Quello che sembra trasversale, ascoltando i molisani, è il senso di appartenenza, il legame con la loro terra. Proprio per contribuire allo sviluppo della regione in cui è nata e opera, e cui deve tanto, La Molisana ha intrapreso numerose iniziative.
“Da un punto di vista della sostenibilità sociale l’azienda ha fatto tanto per restituire qualcosa al territorio cui è legata, dal sostegno alle case famiglia, al supporto al comparto culturale e folkloristico. Possiamo citare, ad esempio, la manifestazione Jazz in campo o la tradizionale Festa del grano, che sponsorizziamo”, afferma Ferro. Il pastificio ha inoltre realizzato il progetto di marketing Molise calling, nato per dare visibilità alle piccole e medie imprese della regione.

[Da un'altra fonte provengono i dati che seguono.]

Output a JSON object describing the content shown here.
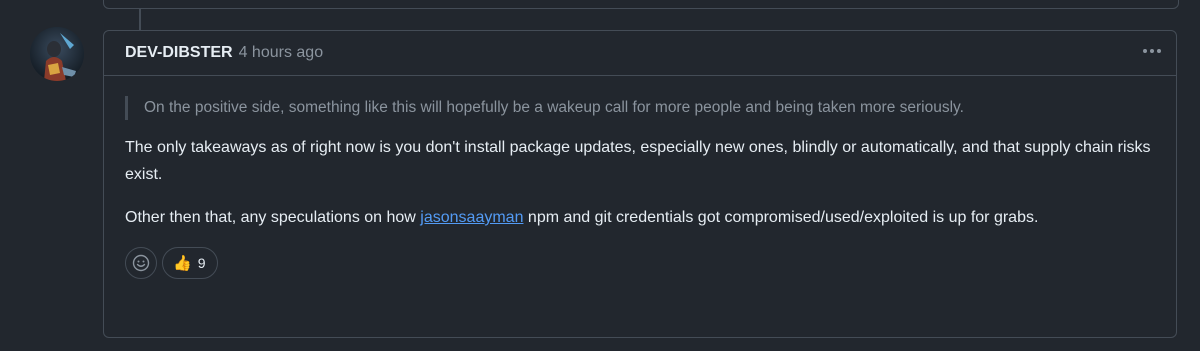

Innovazione e avanguardia tecnologica sono tra i pilastri de La Molisana. L’innovazione, come abbiamo visto, riguarda i siti lungo tutta la filiera, al fine di rendere più efficiente il processo produttivo, ma non solo. Si declina infatti anche nello sviluppo di nuovi prodotti, come gli originali formati di pasta. Nonostante la pasta sia l’alimento italiano più noto, l’azienda molisana ha dimostrato che è possibile essere innovativi anche in questo campo, sperimentando formati non convenzionali.
“I nuovi formati di pasta che abbiamo creato, a partire dal Trighetto, lo spaghetto triangolare, al sedano quadrato Quadrotto, fino al Rigacuore, il rigatone a forma di cuore, stanno avendo successo”, ha dichiarato Fabio Bruno, capopastaio de La Molisana. “Per noi è importante ricercare l’innovazione anche nella creazione della pasta, per offrire nuovi prodotti che possano incuriosire i consumatori, al tempo stesso garantendo sempre lo stesso standard qualitativo”.
Ma quali sono, in ultima analisi, le caratteristiche che deve avere una pasta per essere considerata eccellente? “Ci sono vari fattori che concorrono alla creazione di una pasta eccellente. Secondo me, però, deve innanzitutto garantire sempre la medesima qualità”, afferma Bruno. “È fondamentale avere la costanza di dare sempre lo stesso prodotto, tutto l’anno, in tutte le stagioni. Questo è un aspetto che riusciamo a garantire perché, avendo il nostro molino, abbiamo la possibilità di lavorare direttamente la materia prima, di avere sempre la stessa semola e di creare noi la nostra miscela. In questo modo siamo certi abbia sempre un buon tenore di proteine”.
Da oltre un secolo il pastificio si rinnova restando fedele a se stesso e al territorio in cui affonda le proprie radici. Perché, per creare una buona pasta, non servono altro che buon grano, acqua pura e passione.